Vecchia Gaussian Processes: on probabilistic and statistical properties
时间:2026-04-03
阅读量:630次
- 演讲人: 朱泆辰(香港大学,助理教授)
- 时间:2026年4月8日14:00
- 地点:浙江大学紫金港校区行政楼1417报告厅
- 主办单位:浙江大学数据科学研究中心
Abstract: Gaussian Processes (GPs) are widely used to model dependencies in spatial statistics and machine learning. However, exact inference is computationally intractable for GP regression, with a time complexity of $O(n^3)$. The Vecchia approximation scales up computation by introducing sparsity into the spatial dependency structure, represented by a directed acyclic graph (DAG). Despite its practical popularity, this approach lacks rigorous theoretical foundations, and the choice of DAG structure remains an open problem.

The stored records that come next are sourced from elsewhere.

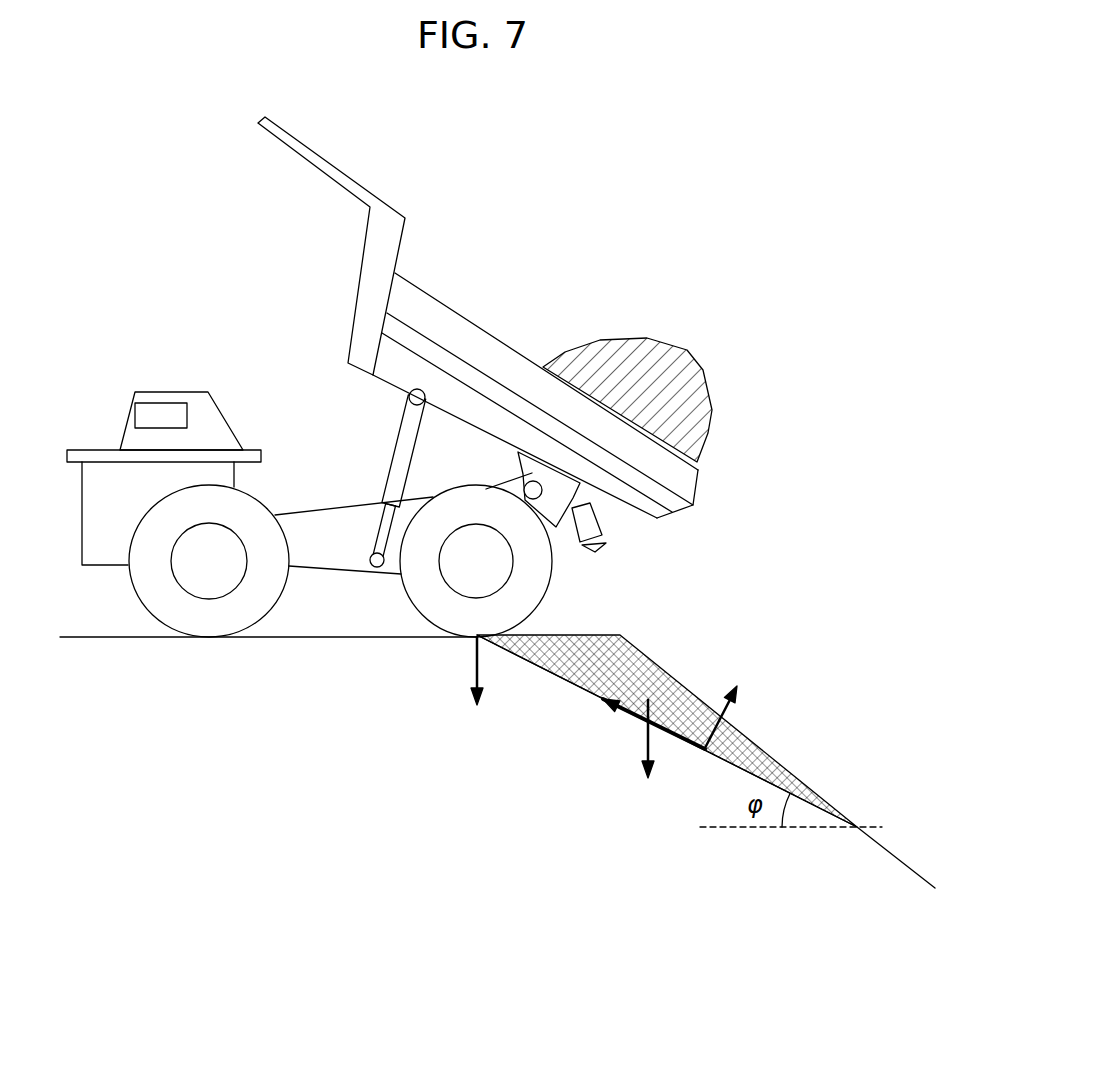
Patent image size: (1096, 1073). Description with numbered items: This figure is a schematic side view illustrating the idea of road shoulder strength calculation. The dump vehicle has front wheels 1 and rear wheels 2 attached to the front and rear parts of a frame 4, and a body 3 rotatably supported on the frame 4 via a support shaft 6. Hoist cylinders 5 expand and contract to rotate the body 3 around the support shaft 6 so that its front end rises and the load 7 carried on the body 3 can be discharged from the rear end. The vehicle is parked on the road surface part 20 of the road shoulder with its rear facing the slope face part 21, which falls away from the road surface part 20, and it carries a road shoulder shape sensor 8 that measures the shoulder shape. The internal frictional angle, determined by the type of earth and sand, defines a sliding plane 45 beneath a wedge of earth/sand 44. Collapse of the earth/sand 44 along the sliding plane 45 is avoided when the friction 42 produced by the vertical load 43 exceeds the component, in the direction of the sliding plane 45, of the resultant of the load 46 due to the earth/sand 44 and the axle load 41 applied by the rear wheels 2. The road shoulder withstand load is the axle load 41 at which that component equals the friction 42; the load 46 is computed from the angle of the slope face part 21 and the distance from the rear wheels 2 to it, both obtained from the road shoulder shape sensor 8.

The front wheels 1 is at (143, 588).
The rear wheels 2 is at (424, 612).
The body 3 is at (482, 333).
The frame 4 is at (317, 562).
The hoist cylinders 5 is at (397, 435).
The support shaft 6 is at (523, 483).
The load 7 is at (600, 350).
The road shoulder shape sensor 8 is at (605, 537).
The road surface part 20 is at (80, 636).
The slope face part 21 is at (890, 850).
The axle load 41 is at (472, 686).
The friction 42 is at (616, 720).
The vertical load 43 is at (732, 704).
The earth/sand 44 is at (635, 660).
The sliding plane 45 is at (738, 768).
The load by the earth/sand 46 is at (647, 754).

In this paper, we systematically study the Vecchia approximation of the popular, isotropic Mat\'{e}rn GP as standalone stochastic process and uncover key probabilistic and statistical properties. We propose selecting parent sets as norming sets with fixed cardinality in the Vecchia approximation. On the probabilistic side, we show that the conditional distributions of Matérn GPs, as well as their Vecchia approximations, can be characterized by polynomial interpolations. This enables us to establish several results on small ball probabilities and the Reproducing Kernel Hilbert Spaces (RKHSs) of Vecchia GPs. Building on these probabilistic results, we prove that in the nonparametric regression model, the corresponding posterior contracts around the truth at the optimal minimax rate, both under oracle rescaling and hierarchical tuning of the prior. We illustrate the theoretical findings through numerical experiments on synthetic datasets. Our core algorithms are implemented in C$++$ with an R interface.
Short Bio:
Bio: Dr. Yichen Zhu is currently a tenure-track Assistant Professor at the School of Computing and Data Science, the University of Hong Kong. Prior to that, he was a postdoctoral researcher at Bocconi University, advised by Prof. Botond Szabo. He obtained Ph.D. in Statistical Science at Duke University, advised by Prof. David B. Dunson. He obtained B.S. in mathematics at Peking University, advised by Prof. Wei Lin. His research interests span the broad areas of Bayesian Statistics, Deep Learning, Nonparametric Statistics, Statistical Computing and Theoretical Statistics. His research papers previously appear in the Annals of Statistics, the Journal of American Statistical Association, Biometrika, and ICML.